Ces trois arrondissements se sont transformés en véritables champs de batailles entre militaires et séparatistes anglophones.
Les habitants continuent de mourir et demandent à l’Etat de trouver les mesures d’urgence pour les protéger en respect des lois. Mai 2020. Les combattants séparatistes anglophones sortent des forêts et abattent cinq personnes à bout portant à Balikumbat, village situé dans le département de Ngo-Kentunjia dans la région du Nord-Ouest. La veille, dans le cadre de la résolution de la crise anglophone, l’Etat avait décidé lors d’une concertation à Yaoundé de retirer tous les éléments du Bataillon d’intervention rapide (Bir) en zone anglophone. Ce retrait était exigé par la milice anglophone pour cesser les affrontements. « C’est la décision de l’Etat et personne ne peut la contester.
En faisant partir les soldats des villages anglophones, la sécurité des populations n’est plus assurée, et il y a des risques qu’on enregistre davantage de décès », regrette Wasum Augustine Lehdohga, le maire de Balikumbat. Le 05 novembre 2020, le cardinal Christian Tumi est enlevé par un groupe de sécessionnistes ambazoniens dans le village Babessi, autre arrondissement de Ngo-Kentunjia.
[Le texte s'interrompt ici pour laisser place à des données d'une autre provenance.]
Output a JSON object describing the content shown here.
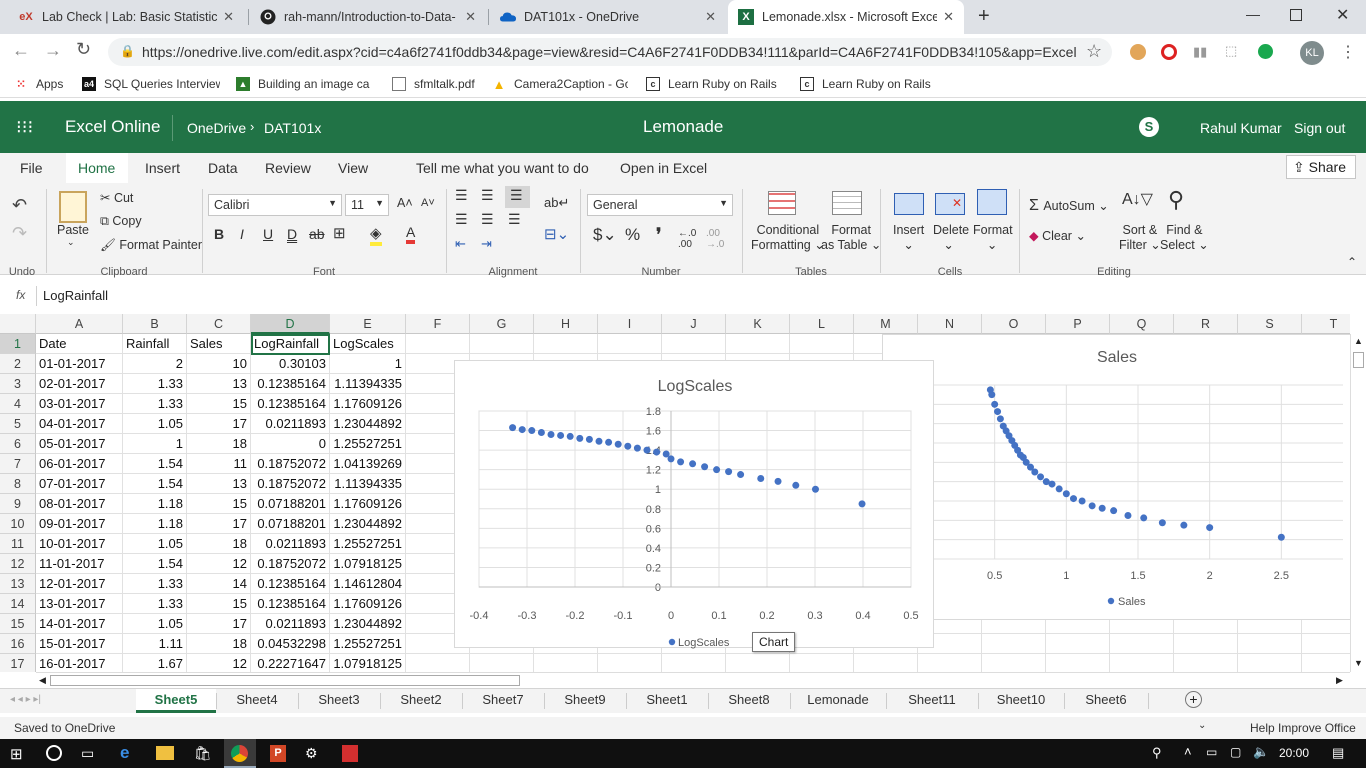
{
  "browser": {
    "tabs": [
      {
        "title": "Lab Check | Lab: Basic Statistical A",
        "icon": "edx-icon"
      },
      {
        "title": "rah-mann/Introduction-to-Data-",
        "icon": "github-icon"
      },
      {
        "title": "DAT101x - OneDrive",
        "icon": "onedrive-icon"
      },
      {
        "title": "Lemonade.xlsx - Microsoft Excel O",
        "icon": "excel-icon"
      }
    ],
    "url": "https://onedrive.live.com/edit.aspx?cid=c4a6f2741f0ddb34&page=view&resid=C4A6F2741F0DDB34!111&parId=C4A6F2741F0DDB34!105&app=Excel",
    "profile_initials": "KL",
    "bookmarks": [
      "Apps",
      "SQL Queries Interview",
      "Building an image ca",
      "sfmltalk.pdf",
      "Camera2Caption - Go",
      "Learn Ruby on Rails",
      "Learn Ruby on Rails"
    ]
  },
  "excel": {
    "app_name": "Excel Online",
    "breadcrumb_root": "OneDrive",
    "breadcrumb_folder": "DAT101x",
    "doc_title": "Lemonade",
    "user_name": "Rahul Kumar",
    "sign_out": "Sign out",
    "ribbon_tabs": [
      "File",
      "Home",
      "Insert",
      "Data",
      "Review",
      "View",
      "Tell me what you want to do",
      "Open in Excel"
    ],
    "share": "Share",
    "ribbon": {
      "cut": "Cut",
      "copy": "Copy",
      "format_painter": "Format Painter",
      "paste": "Paste",
      "font_name": "Calibri",
      "font_size": "11",
      "number_format": "General",
      "conditional": "Conditional",
      "formatting": "Formatting",
      "format": "Format",
      "as_table": "as Table",
      "insert": "Insert",
      "delete": "Delete",
      "format_cells": "Format",
      "autosum": "AutoSum",
      "clear": "Clear",
      "sort": "Sort &",
      "filter": "Filter",
      "find": "Find &",
      "select": "Select"
    },
    "groups": [
      "Undo",
      "Clipboard",
      "Font",
      "Alignment",
      "Number",
      "Tables",
      "Cells",
      "Editing"
    ],
    "formula_label": "fx",
    "formula_value": "LogRainfall",
    "columns": [
      "A",
      "B",
      "C",
      "D",
      "E",
      "F",
      "G",
      "H",
      "I",
      "J",
      "K",
      "L",
      "M",
      "N",
      "O",
      "P",
      "Q",
      "R",
      "S",
      "T"
    ],
    "rows": [
      [
        "Date",
        "Rainfall",
        "Sales",
        "LogRainfall",
        "LogScales"
      ],
      [
        "01-01-2017",
        "2",
        "10",
        "0.30103",
        "1"
      ],
      [
        "02-01-2017",
        "1.33",
        "13",
        "0.12385164",
        "1.11394335"
      ],
      [
        "03-01-2017",
        "1.33",
        "15",
        "0.12385164",
        "1.17609126"
      ],
      [
        "04-01-2017",
        "1.05",
        "17",
        "0.0211893",
        "1.23044892"
      ],
      [
        "05-01-2017",
        "1",
        "18",
        "0",
        "1.25527251"
      ],
      [
        "06-01-2017",
        "1.54",
        "11",
        "0.18752072",
        "1.04139269"
      ],
      [
        "07-01-2017",
        "1.54",
        "13",
        "0.18752072",
        "1.11394335"
      ],
      [
        "08-01-2017",
        "1.18",
        "15",
        "0.07188201",
        "1.17609126"
      ],
      [
        "09-01-2017",
        "1.18",
        "17",
        "0.07188201",
        "1.23044892"
      ],
      [
        "10-01-2017",
        "1.05",
        "18",
        "0.0211893",
        "1.25527251"
      ],
      [
        "11-01-2017",
        "1.54",
        "12",
        "0.18752072",
        "1.07918125"
      ],
      [
        "12-01-2017",
        "1.33",
        "14",
        "0.12385164",
        "1.14612804"
      ],
      [
        "13-01-2017",
        "1.33",
        "15",
        "0.12385164",
        "1.17609126"
      ],
      [
        "14-01-2017",
        "1.05",
        "17",
        "0.0211893",
        "1.23044892"
      ],
      [
        "15-01-2017",
        "1.11",
        "18",
        "0.04532298",
        "1.25527251"
      ],
      [
        "16-01-2017",
        "1.67",
        "12",
        "0.22271647",
        "1.07918125"
      ]
    ],
    "sheets": [
      "Sheet5",
      "Sheet4",
      "Sheet3",
      "Sheet2",
      "Sheet7",
      "Sheet9",
      "Sheet1",
      "Sheet8",
      "Lemonade",
      "Sheet11",
      "Sheet10",
      "Sheet6"
    ],
    "active_sheet": "Sheet5",
    "status_left": "Saved to OneDrive",
    "status_right": "Help Improve Office",
    "tooltip": "Chart"
  },
  "chart_data": [
    {
      "type": "scatter",
      "title": "LogScales",
      "legend": "LogScales",
      "legend_position": "bottom",
      "xlim": [
        -0.4,
        0.5
      ],
      "ylim": [
        0,
        1.8
      ],
      "xticks": [
        "-0.4",
        "-0.3",
        "-0.2",
        "-0.1",
        "0",
        "0.1",
        "0.2",
        "0.3",
        "0.4",
        "0.5"
      ],
      "yticks": [
        "0",
        "0.2",
        "0.4",
        "0.6",
        "0.8",
        "1",
        "1.2",
        "1.4",
        "1.6",
        "1.8"
      ],
      "x": [
        -0.33,
        -0.31,
        -0.29,
        -0.27,
        -0.25,
        -0.23,
        -0.21,
        -0.19,
        -0.17,
        -0.15,
        -0.13,
        -0.11,
        -0.09,
        -0.07,
        -0.05,
        -0.03,
        -0.01,
        0.0,
        0.02,
        0.045,
        0.07,
        0.095,
        0.12,
        0.145,
        0.187,
        0.223,
        0.26,
        0.301,
        0.398
      ],
      "y": [
        1.63,
        1.61,
        1.6,
        1.58,
        1.56,
        1.55,
        1.54,
        1.52,
        1.51,
        1.49,
        1.48,
        1.46,
        1.44,
        1.42,
        1.4,
        1.38,
        1.36,
        1.31,
        1.28,
        1.26,
        1.23,
        1.2,
        1.18,
        1.15,
        1.11,
        1.08,
        1.04,
        1.0,
        0.85
      ]
    },
    {
      "type": "scatter",
      "title": "Sales",
      "legend": "Sales",
      "legend_position": "bottom",
      "xlim": [
        0,
        3
      ],
      "xticks": [
        "0.5",
        "1",
        "1.5",
        "2",
        "2.5",
        "3"
      ],
      "x": [
        0.47,
        0.48,
        0.5,
        0.52,
        0.54,
        0.56,
        0.58,
        0.6,
        0.62,
        0.64,
        0.66,
        0.68,
        0.7,
        0.72,
        0.75,
        0.78,
        0.82,
        0.86,
        0.9,
        0.95,
        1.0,
        1.05,
        1.11,
        1.18,
        1.25,
        1.33,
        1.43,
        1.54,
        1.67,
        1.82,
        2.0,
        2.5
      ],
      "y": [
        43,
        42,
        40,
        38.5,
        37,
        35.5,
        34.5,
        33.5,
        32.5,
        31.5,
        30.5,
        29.5,
        29,
        28,
        27,
        26,
        25,
        24,
        23.5,
        22.5,
        21.5,
        20.5,
        20,
        19,
        18.5,
        18,
        17,
        16.5,
        15.5,
        15,
        14.5,
        12.5
      ]
    }
  ]
}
Il sera relâché quelques jours plus tard suite aux négociations avec le gouvernement.
A Ndop, chef-lieu du département et lieu de résidence du préfet, les accrochages entre l’armée et les séparatistes anglophones sont récurrents.
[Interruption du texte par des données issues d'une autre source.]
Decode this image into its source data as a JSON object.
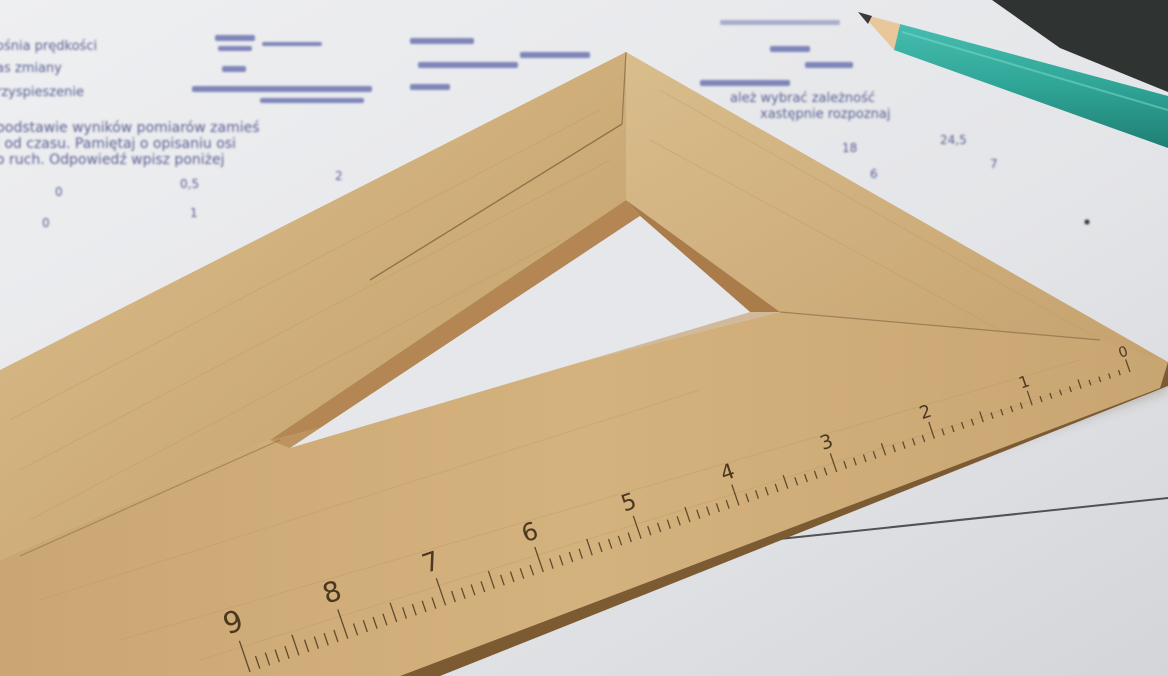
{
  "photo": {
    "subject": "wooden-set-square-on-worksheet",
    "colors": {
      "paper": "#e9eaed",
      "paper_shadow": "#c9cbd0",
      "wood_light": "#d7b887",
      "wood_mid": "#c4a06d",
      "wood_dark": "#8d6a3e",
      "ink": "#4a4f86",
      "pencil_body": "#2fa597",
      "pencil_wood": "#e8c79b",
      "graphite": "#3a3a3a",
      "board": "#2f3433"
    }
  },
  "worksheet": {
    "row_labels": [
      "ośnia prędkości",
      "as zmiany",
      "rzyspieszenie"
    ],
    "paragraph": [
      "podstawie wyników pomiarów zamieś",
      "i od czasu. Pamiętaj o opisaniu osi",
      "o ruch. Odpowiedź wpisz poniżej"
    ],
    "right_note": [
      "ależ wybrać zależność",
      "xastępnie rozpoznaj"
    ],
    "table_row_1": [
      "0",
      "0,5",
      "2"
    ],
    "table_row_2": [
      "0",
      "1"
    ],
    "right_numbers": [
      "18",
      "24,5",
      "6",
      "7"
    ]
  },
  "ruler": {
    "scale_numbers": [
      "0",
      "1",
      "2",
      "3",
      "4",
      "5",
      "6",
      "7",
      "8",
      "9"
    ]
  }
}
Conséquence, le village s’est transformé en un champ de ruines : maisons brulées, installations électriques détruites, systèmes d’eaux vandalisés, marchés, supermarchés et magasins détruits et incendiés, écoles fermées. La plupart des habitants ont fui les atrocités, mais quelques agriculteurs sont restés pour sauver les récoltes.
Payer pour vivre
Les habitants qui ont décidé de rester dans les villages vivent un véritable calvaire. Les groupes armés imposent leurs lois, et vous devez les respecter si vous tenez à la vie. Ils passent dans chaque maison percevoir des impôts : le chef de famille paye 5000 Fcfa, la femme 3000 Fcfa et chaque enfant 1000 Fcfa. En cas de décès d’un proche, si vous voulez avoir l’autorisation d’enterrer votre défunt dans votre village, vous devez payer aux combattants anglophones la somme d’un million de Fcfa. Au cas contraire ils ouvriront le feu sur vous dès que vous vous approcherez du village. Les mêmes règles s’appliquent aux récoltes pour les agriculteurs. Ils doivent reverser 2% de leurs récoltes pour que les insurgés les laissent aller tranquillement aux champs. A cela s’ajoute la journée de lundi, décrétée « journée ville-morte » dans toutes les zones anglophones. Une mesure suivie à la lettre, même par l’administration du pays.
Les habitants veulent l’aide de l’Etat
Traumatisés par le rythme de vie que leur imposent les séparatistes, les habitants exigent plus de sécurité. « Ça tire dans tous les sens et tous les jours. Beaucoup de gendarmes sont tués dans les combats. Moi j’aurais bien voulu partir, mais je dois suivre ma production de 10 hectares de bananes que je cultive à Ndop. Mes enfants sont allés vivre à Foumbot dans la région de l’ouest avec mon épouse. Moi je suis là pour contrôler les récoltes », explique John, agriculteur de quarante ans, rencontré sur la place des fêtes lors d’une conférence organisée par le préfet de Ndop. Les autres habitants indiquent qu’ils ont été obligés d’acheter des armes pour se défendre, mais le niveau de violence est encore très élevé. « Le préfet nous demande de résister mais nous allons faire comment ? Lui, il est bien gardé. Mais cela n’a pas empêché les combattants anglophones d’aller brûler sa maison au village. Personne n’est à l’abri », conclut un paysan.
Appliquer les lois internationales
Selon le pacte international relatif aux droits civils et politiques ratifié par l’Etat du Cameroun, en période de conflit l’Etat a le devoir de protéger les populations. L’article 9 reconnaît et protège à la fois la liberté de la personne et la sécurité de la personne. L’article 3 de la Déclaration universelle des droits de l’homme dispose que tout individu a droit à la vie, à la liberté et à la sûreté de sa personne. Il s’agit là du premier droit fondamental inscrit dans la Déclaration universelle, d’où la très grande importance de l’article 9 du Pacte tant pour les individus que pour la société dans son ensemble. La sécurité de la personne vise la protection contre les atteintes corporelles et psychologiques. Des dispositions qui doivent être respectés par l’Etat pour sauver les populations.